Lightning flickered on the horizon, revealing distant cumulous towers. I waited through a minute of silence before saying, “That storm’s ten, twenty miles out to sea. You’re okay. But if we travel by canoe tomorrow, you’ll need a waterproof bag, plus flotation.” I paddled a couple of strokes before adding, “ Are we going by canoe?”
He rolled down his sleeve and closed the backpack. “When it’s time for you to know, I’ll tell you.”
As expected.
Useppa Island and Cabbage Key were behind us. Windows of sleeping households twinkled through trees, and Cabbage Key’s water tower was a solitary star above mangroves, bright as a religious icon. To the south, lights of Captiva Island and Sanibel were a melded blue aura; Cape Coral was an asphalt fluorescence to the east.
Separating us from Cayo Costa was the Intracoastal Waterway where navigational markers blinked in four-second bursts: white… red. .. green. The Intracoastal is a federally maintained sea highway that runs from Texas to New Jersey. Big boats depend on it. I avoid it. The water would be rougher there because its deep channel accelerated an outgoing tide like a faucet.

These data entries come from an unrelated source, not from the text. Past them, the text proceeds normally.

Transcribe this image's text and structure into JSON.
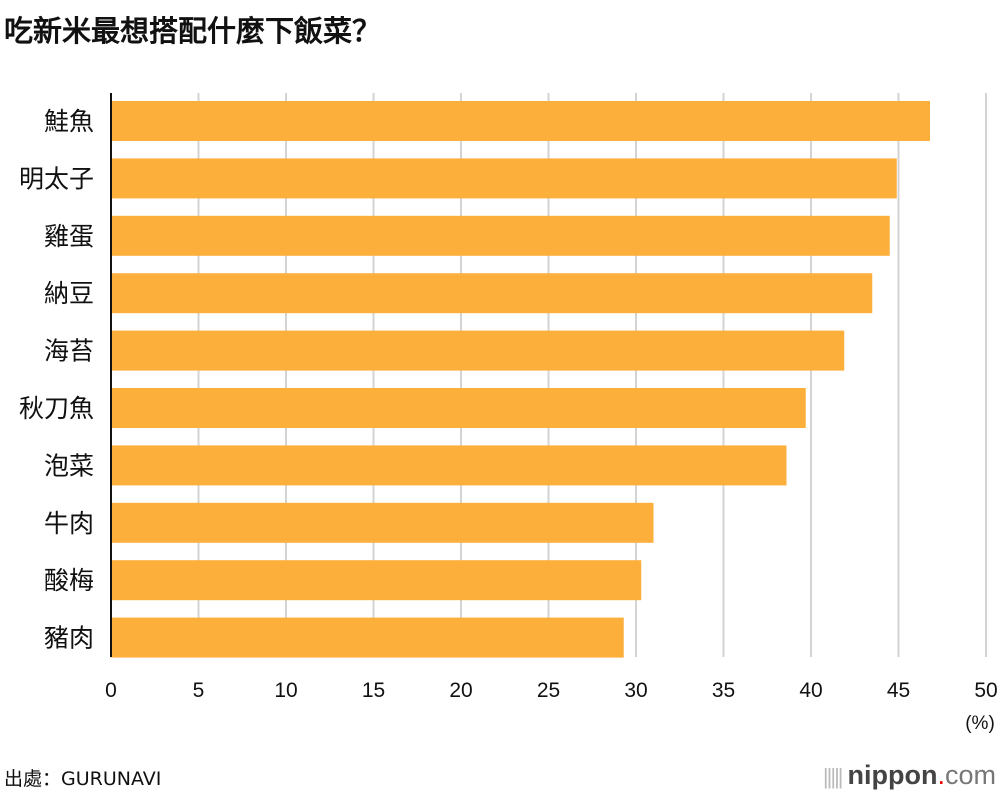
{
  "chart_data": {
    "type": "bar",
    "orientation": "horizontal",
    "title": "吃新米最想搭配什麼下飯菜？",
    "categories": [
      "鮭魚",
      "明太子",
      "雞蛋",
      "納豆",
      "海苔",
      "秋刀魚",
      "泡菜",
      "牛肉",
      "酸梅",
      "豬肉"
    ],
    "values": [
      46.8,
      44.9,
      44.5,
      43.5,
      41.9,
      39.7,
      38.6,
      31.0,
      30.3,
      29.3
    ],
    "xlim": [
      0,
      50
    ],
    "xticks": [
      "0",
      "5",
      "10",
      "15",
      "20",
      "25",
      "30",
      "35",
      "40",
      "45",
      "50"
    ],
    "xunit": "(%)",
    "grid": true,
    "bar_color": "#FDAF3C",
    "grid_color": "#D3D3D3"
  },
  "footer": {
    "source": "出處：GURUNAVI",
    "logo": "nippon.com"
  }
}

I told Wilson, “You can stop paddling. We’ll let the tide do the work. Get some rest-but secure your life jacket first.” I explained why.
“I wondered why you were bearing north. You being such an expert paddler, there had to be a reason.”
The man didn’t miss anything
I said, “The channel’s going to be running fast, like a river. If we get swept too far south, we’ll have to wait for the tide to change, then work our way back.”
“We can’t wait,” he said. “I don’t have time. So stay as far north as you need to be.”
I nearly responded, “Aye, aye, sir.”
For the last half an hour, I’d been watching a light on Cayo Costa. A yellow light that brightened, then dimmed-a fire, I realized, on the island’s point. There was pink sand there, where the water of Captiva Pass swept past, fast and deep, into open sea.
“Are we meeting someone?”
He realized I was talking about the fire. “Yes. A friend.”
I knew better than to ask who.
“Did you tell him to do that?”
“No. I’ve been wondering about the fire myself. It’s the last thing I’d want.”
“Maybe he has camp pitched and breakfast cooking. That would be okay. We both need sleep and I didn’t pack a tent.”
“Don’t worry about details. But there wasn’t supposed to be a fire.” His puzzled inflection read Why draw attention?
“It’s not a private island. Maybe he has company.”
The former president replied, “That would not be surprising.”
The way he said it, it sounded like his friend might be an interesting character. I wondered if it was Vue. Vue could’ve hopped a boat and beat us to the island by an hour. But why?